By David Tuckwell on Thursday 2 November 2017
Treasurer hosed down suggestions that Australians could one day use bitcoin to pay their taxes
Treasurer Scott Morrison said there were no plans to allow Australians to pay their taxes with bitcoin.
There are no plans to allow Australians to pay their taxes with bitcoin or any other cryptocurrency, Treasurer Scott Morrison has said.
“This is an area where there is understandably a lot of fascination and speculation… it got a lot of attention at the recent meetings in Washington,” Mr Morrison said.
“[but] cryptocurrencies are a very small portion of what is happening in international transactions.
“In many cases they’ve developed because of the lack of advanced payments platforms in developing countries… in some cases for nefarious reasons.”

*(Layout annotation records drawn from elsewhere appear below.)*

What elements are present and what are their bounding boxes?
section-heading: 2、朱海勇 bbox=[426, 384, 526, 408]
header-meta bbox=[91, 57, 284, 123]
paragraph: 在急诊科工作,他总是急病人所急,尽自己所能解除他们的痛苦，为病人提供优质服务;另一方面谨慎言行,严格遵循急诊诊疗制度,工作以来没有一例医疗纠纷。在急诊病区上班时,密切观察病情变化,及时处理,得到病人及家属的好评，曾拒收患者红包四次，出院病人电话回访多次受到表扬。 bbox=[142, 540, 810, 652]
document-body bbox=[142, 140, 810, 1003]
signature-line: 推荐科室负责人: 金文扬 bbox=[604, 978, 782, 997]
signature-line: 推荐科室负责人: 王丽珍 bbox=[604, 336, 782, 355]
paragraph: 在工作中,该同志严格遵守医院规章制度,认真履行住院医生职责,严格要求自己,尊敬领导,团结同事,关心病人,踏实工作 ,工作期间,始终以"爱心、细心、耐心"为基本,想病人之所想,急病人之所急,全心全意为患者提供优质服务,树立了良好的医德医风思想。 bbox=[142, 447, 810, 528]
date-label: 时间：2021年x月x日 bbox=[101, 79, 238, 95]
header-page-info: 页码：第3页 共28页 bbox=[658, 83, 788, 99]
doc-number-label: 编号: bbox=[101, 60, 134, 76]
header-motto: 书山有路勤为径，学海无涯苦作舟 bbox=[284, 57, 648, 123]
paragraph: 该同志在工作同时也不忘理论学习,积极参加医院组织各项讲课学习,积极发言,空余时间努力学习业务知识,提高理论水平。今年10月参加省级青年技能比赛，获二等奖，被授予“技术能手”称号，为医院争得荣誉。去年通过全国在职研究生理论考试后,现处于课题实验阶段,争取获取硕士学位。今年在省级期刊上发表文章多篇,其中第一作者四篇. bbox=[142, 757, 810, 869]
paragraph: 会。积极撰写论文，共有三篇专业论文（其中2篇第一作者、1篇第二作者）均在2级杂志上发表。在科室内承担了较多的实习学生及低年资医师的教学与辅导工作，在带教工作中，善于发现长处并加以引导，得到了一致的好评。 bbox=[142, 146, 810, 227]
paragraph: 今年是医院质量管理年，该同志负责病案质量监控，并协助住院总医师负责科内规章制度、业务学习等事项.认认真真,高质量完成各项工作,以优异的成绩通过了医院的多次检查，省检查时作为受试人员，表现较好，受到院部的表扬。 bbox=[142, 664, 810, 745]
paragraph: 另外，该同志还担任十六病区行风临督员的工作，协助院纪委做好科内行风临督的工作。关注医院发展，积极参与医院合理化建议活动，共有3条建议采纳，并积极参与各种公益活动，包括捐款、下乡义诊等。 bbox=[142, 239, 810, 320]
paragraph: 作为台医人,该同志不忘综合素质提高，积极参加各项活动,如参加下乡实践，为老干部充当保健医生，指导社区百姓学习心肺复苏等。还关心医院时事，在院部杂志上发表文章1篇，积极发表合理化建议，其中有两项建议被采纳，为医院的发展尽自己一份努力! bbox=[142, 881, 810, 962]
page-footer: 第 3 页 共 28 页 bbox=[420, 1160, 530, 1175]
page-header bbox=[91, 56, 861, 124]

Taxes are vital for any currency as they guarantee value. That residents have to pay their taxes in a specific currency - like the Australian dollar - means that there will always be some demand for that currency.
One of the dangers analysts have pointed to in cryptocurrencies is that they have no such backstop. That no taxes fall due in bitcoin means there is no guaranteed government demand for it in the way that there is for sovereign currencies, like the Australian dollar. This means that, in theory, demand for bitcoin could evaporate overnight.
But there simply wasn’t the scale behind cryptocurrencies at the moment to justify government taking them in, Mr Morrison said. He added that governments around the world would continue watching cryptocurrencies closely and “often sceptically”.